Dans ce train qui nous ramena à Paris,
Je te vis, plongé dans tes songes
Mais tu ne pensais alors qu’à moi,
L’autre n’y était pas,
J’étais à mille lieues de me douter
Que ce n’était l’affaire que de quelques mois.
La vie a vite fait de nous déposséder de nos certitudes,
On croit à l’éternité et l’on est vite déchanté.

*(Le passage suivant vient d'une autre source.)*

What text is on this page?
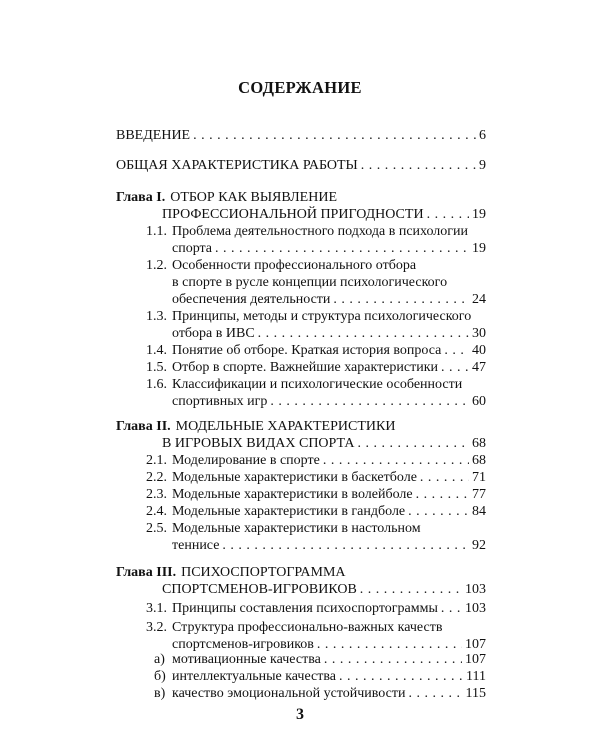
СОДЕРЖАНИЕ
ВВЕДЕНИЕ . . .	6
ОБЩАЯ ХАРАКТЕРИСТИКА РАБОТЫ . . .	9
Глава I. ОТБОР КАК ВЫЯВЛЕНИЕ
ПРОФЕССИОНАЛЬНОЙ ПРИГОДНОСТИ . . .	19
1.1. Проблема деятельностного подхода в психологии
спорта . . .	19
1.2. Особенности профессионального отбора
в спорте в русле концепции психологического
обеспечения деятельности . . .	24
1.3. Принципы, методы и структура психологического
отбора в ИВС . . .	30
1.4. Понятие об отборе. Краткая история вопроса . . . 40
1.5. Отбор в спорте. Важнейшие характеристики . . . 47
1.6. Классификации и психологические особенности
спортивных игр . . .	60
Глава II. МОДЕЛЬНЫЕ ХАРАКТЕРИСТИКИ
В ИГРОВЫХ ВИДАХ СПОРТА . . .	68
2.1. Моделирование в спорте . . .	68
2.2. Модельные характеристики в баскетболе . . .	71
2.3. Модельные характеристики в волейболе . . .	77
2.4. Модельные характеристики в гандболе . . .	84
2.5. Модельные характеристики в настольном
теннисе . . .	92
Глава III. ПСИХОСПОРТОГРАММА
СПОРТСМЕНОВ-ИГРОВИКОВ . . .	103
3.1. Принципы составления психоспортограммы . . . 103
3.2. Структура профессионально-важных качеств
спортсменов-игровиков . . .	107
а) мотивационные качества . . .	107
б) интеллектуальные качества . . .	111
в) качество эмоциональной устойчивости . . .	115
3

L’amertume est ce qui me reste,
J’ai maintenant toutes les rides de la stupidité,
J’ai tant pleuré, tant cherché,
Mais il n’y avait rien à voir,
C’est cela même, l’existence funeste de ce qu’il nous ait donné de vivre,
Une hutte au milieu d’un bois
Seule, et abandonnée
Comme Crusoé.
Alors, dès qu’on a atteint la terre ferme,
On cherche en vain cette eau
Qui pourrait faire revivre cette plante desséchée,
Mais cet autre n’est pas le miracle tant attendu,
Le verre qu’il tient n’apaisera pas ma soif,
J’ai soif d’amour et de tendresse,
Et il n’a qu’un désert aride à m’offrir,
Un cœur qui n’a rien à me donner,
Car lui-même est déjà absorbé dans les tourbillons de ses pensées.